Rewrite it like that and then take the square root of all the perfect square factors.

Answer 3

\[\large\sqrt{45 k^7 q^8}\]

Now ,

\[\large k^7 = \cfrac{k^7 * \color {red}k}{\color {green}k} = \cfrac{k^8}{k}\]

also,

\[\large\sqrt{k^8} = k^4\]

and

\[\large \sqrt{q^8} = q^4\]

and

\[\large \sqrt{45} = \sqrt{9*5} = \sqrt{9}\sqrt{5} = 3\sqrt{5}\]
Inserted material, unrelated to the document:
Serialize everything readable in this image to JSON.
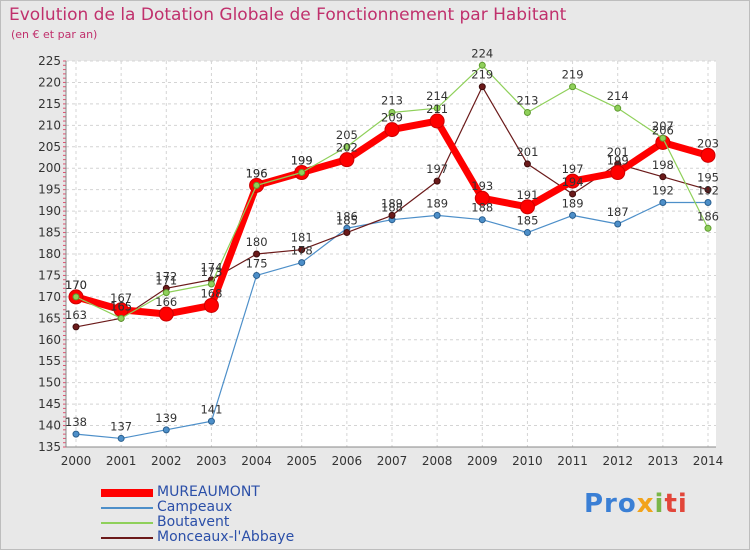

Now you can put all the values in the question


\[\large\sqrt{45 k^7 q^8}\]

\[\large \color {green}{\sqrt{45}} * \color {red}{\sqrt{k^7}} * \color {brown}{\sqrt{q^8}}\]

we have already calculated

\[\large \sqrt{45}\]

\[\large \sqrt{q^8}\]
and how to change \(\large k^7\) into \(\large \cfrac{k^8}{k}\)
also we have find out
\[\large\sqrt{k^8}\]

You can solve it further

also the way shown by @Mertsj is a lot easier you can use either of them.

Answer 4

@Mertsj am I wrong somewhere ...... ?

Answer 5

\[3k^3q^4\sqrt{5k}\]

Answer 6

\[\large \cfrac{3k^4 q^4 \sqrt{5}}{\sqrt{k}}\]

\[\large \cfrac {3k^4 q^4 \sqrt{5}*\sqrt{k}}{\sqrt{k}*\sqrt{k}}\]

\[\large 3k^3 q^4 \sqrt{5k}\]

Yours method is easier @Mertsj gud work